NewCo sarebbe dunque una società di dimensioni medio grandi con in mano un business consolidato e con prospettive di crescita e pertanto potrebbe essere quotata in borsa, il che renderebbe liquide le azioni in mano ai tassisti, a differenza della loro attuale licenza. Secondo il manager i vantaggi operativi rispetto ad oggi sarebbero molteplici: il parco vetture oggi è disomogeneo e ogni taxi viene acquistato dal singolo tassista.
NewCo farebbe invece una gara di appalto per migliaia di taxi ottenendo condizioni migliori e auto con specifiche ad hoc (elettriche, con telematica avanzata); gli attuali taxi circolano 6-8 ore al giorno mentre i taxi di NewCo, essendo di proprietà della società, potrebbero circolare fino a 20-22 ore al giorno ruotando solo gli autisti, con notevoli risparmi; assicurazioni, carburante, ricariche elettriche, manutenzioni che oggi sono pagati individualmente, sarebbero acquistati con gare di appalto, con ulteriori risparmi; NewCo, essendo in grado di monitorare la domanda in tempo reale, potrebbe variare le tariffe nel corso della giornata; durante le fiere o altri eventi NewCo potrebbe aumentare l’offerta assumendo autisti per brevi periodi per coprire i picchi di domanda; inoltre la NewCo potrebbe generare più facilmente ricavi da pubblicità e negoziare con il Comune tariffe più convenienti in cambio di nuove corsie preferenziali.

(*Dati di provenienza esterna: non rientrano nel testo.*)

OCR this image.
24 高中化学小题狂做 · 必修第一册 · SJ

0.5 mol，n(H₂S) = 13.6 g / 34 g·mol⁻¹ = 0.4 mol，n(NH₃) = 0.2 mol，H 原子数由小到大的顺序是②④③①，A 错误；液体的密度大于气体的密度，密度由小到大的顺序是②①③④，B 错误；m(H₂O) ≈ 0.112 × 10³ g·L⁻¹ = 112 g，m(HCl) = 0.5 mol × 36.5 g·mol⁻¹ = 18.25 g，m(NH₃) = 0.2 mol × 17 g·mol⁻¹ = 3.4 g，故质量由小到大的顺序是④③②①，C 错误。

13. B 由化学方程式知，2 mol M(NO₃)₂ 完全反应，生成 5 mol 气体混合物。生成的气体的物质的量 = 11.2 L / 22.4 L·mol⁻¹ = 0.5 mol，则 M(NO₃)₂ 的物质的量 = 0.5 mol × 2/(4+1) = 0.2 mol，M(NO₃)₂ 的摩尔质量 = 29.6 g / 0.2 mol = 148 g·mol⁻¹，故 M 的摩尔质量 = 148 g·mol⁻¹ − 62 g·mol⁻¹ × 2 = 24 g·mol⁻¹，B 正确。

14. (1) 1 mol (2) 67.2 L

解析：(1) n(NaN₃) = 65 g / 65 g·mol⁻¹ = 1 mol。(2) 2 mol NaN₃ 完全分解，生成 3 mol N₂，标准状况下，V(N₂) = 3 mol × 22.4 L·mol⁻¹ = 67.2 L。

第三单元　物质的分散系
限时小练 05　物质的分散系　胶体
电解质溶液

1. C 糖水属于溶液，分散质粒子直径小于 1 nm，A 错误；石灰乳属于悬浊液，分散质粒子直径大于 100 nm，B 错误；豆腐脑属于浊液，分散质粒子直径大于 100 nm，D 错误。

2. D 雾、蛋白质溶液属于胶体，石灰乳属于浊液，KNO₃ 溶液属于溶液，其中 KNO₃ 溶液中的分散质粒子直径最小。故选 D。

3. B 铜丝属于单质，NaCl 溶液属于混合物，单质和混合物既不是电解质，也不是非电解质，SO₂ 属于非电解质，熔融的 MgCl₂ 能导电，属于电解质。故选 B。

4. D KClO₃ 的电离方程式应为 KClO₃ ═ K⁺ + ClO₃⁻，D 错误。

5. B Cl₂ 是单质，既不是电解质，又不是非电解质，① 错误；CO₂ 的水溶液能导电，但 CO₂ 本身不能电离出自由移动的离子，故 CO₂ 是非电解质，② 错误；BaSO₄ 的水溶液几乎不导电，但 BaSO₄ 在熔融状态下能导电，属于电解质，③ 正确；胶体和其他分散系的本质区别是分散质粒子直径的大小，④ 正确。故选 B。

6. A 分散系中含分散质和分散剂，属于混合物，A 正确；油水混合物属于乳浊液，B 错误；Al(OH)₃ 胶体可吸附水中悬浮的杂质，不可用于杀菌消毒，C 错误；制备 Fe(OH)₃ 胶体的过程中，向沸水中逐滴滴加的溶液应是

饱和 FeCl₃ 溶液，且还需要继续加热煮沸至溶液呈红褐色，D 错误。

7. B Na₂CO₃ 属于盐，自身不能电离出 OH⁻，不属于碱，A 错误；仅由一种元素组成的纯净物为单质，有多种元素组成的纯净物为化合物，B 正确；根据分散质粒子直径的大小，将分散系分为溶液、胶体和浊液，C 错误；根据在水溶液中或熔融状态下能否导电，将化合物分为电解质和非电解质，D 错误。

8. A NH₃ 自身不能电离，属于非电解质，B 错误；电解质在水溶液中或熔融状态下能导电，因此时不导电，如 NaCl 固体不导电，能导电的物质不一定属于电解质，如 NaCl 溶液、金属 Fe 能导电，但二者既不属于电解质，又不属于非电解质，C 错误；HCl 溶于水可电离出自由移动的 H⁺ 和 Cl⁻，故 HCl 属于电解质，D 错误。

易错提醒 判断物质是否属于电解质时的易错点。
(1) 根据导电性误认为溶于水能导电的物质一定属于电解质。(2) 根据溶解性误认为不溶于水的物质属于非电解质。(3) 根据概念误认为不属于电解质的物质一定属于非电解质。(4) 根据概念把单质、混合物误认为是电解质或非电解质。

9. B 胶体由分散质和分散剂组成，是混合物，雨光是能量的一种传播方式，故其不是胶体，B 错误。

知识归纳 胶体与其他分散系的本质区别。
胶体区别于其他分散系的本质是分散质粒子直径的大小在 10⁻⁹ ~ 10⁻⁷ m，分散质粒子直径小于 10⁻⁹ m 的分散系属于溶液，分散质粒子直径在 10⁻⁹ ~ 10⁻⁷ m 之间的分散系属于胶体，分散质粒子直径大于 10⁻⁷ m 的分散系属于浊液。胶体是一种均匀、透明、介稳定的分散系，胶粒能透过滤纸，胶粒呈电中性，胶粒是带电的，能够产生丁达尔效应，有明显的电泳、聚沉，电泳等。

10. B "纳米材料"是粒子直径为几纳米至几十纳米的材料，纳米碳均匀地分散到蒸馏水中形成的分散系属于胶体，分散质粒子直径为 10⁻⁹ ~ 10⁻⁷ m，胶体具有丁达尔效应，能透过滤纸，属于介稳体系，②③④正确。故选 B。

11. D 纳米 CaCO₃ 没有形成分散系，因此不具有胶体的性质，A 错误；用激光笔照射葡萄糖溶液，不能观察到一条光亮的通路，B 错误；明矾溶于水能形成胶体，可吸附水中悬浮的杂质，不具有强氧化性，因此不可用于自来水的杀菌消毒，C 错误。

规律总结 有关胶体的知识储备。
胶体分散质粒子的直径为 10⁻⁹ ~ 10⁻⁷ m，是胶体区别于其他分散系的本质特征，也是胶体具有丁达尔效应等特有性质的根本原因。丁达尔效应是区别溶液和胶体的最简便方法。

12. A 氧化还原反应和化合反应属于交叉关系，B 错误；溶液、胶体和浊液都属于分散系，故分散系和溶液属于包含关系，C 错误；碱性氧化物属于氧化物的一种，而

Il progetto abbozzato dal dirigente bancario è affascinante, almeno sulla carta. Piace ai liberisti come Andrea Giuricin, fellow dell’Istituto Bruno Leoni ed esperto di trasporti: «La possibilità di aumentare l'offerta, anche tramite questo veicolo, può aiutare finalmente a soddisfare la domanda, cosa che adesso non succede. Inoltre ha il vantaggio, almeno per i tassisti, di non far entrare nuovi concorrenti privati nel mercato». In sostanza la concorrenza di Uber sarebbe meno pericolosa.
Abbiamo inviato la proposta di Rossi anche all’assessore alla mobilità di Milano che però ha preferito non commentare.
Le obiezioni del sindacato
L’idea della nuova società che compra le licenze e trasforma i tassisti in dipendenti viene invece respinta in toto dai sindacati. Claudio Giudici, presidente nazionale di Uritaxi, premette che il servizio in Italia è molto migliore di come viene rappresentato dai media e a provarlo c’è un’indagine demoscopica (commissionata dalla stessa Uritaxi) con indici di gradimento medio di 8 cittadini su 10, con punte di 9 in città come Firenze, Verona, Trento. «
La parte più debole per l’utenza è quella relativa alle tariffe, che però se equiparate a quelle europee risultano essere in media» aggiunge Giudici. Entrando nel merito della proposta, il rappresentando dei tassisti sostiene che «il progetto del manager è molto teorico, ha una visione legittimamente affaristica, ma qui siamo di fronte ad un servizio regolamentato con obblighi di servizio pubblico.
Già dalla premessa è vittima di un equivoco: il trasporto pubblico non di linea è assegnato ad una comunità di lavoratori, in quanto servizio pubblico essenziale. Ci sono alcuni motivi che garantiscono la qualità del servizio taxi italiano: la struttura artigianale e il suo fare massa critica grazie alla cooperazione». Per Giudici «nel lungo periodo il modello proposto dal manager comporterà un decadimento della qualità professionale e tecnologica del servizio.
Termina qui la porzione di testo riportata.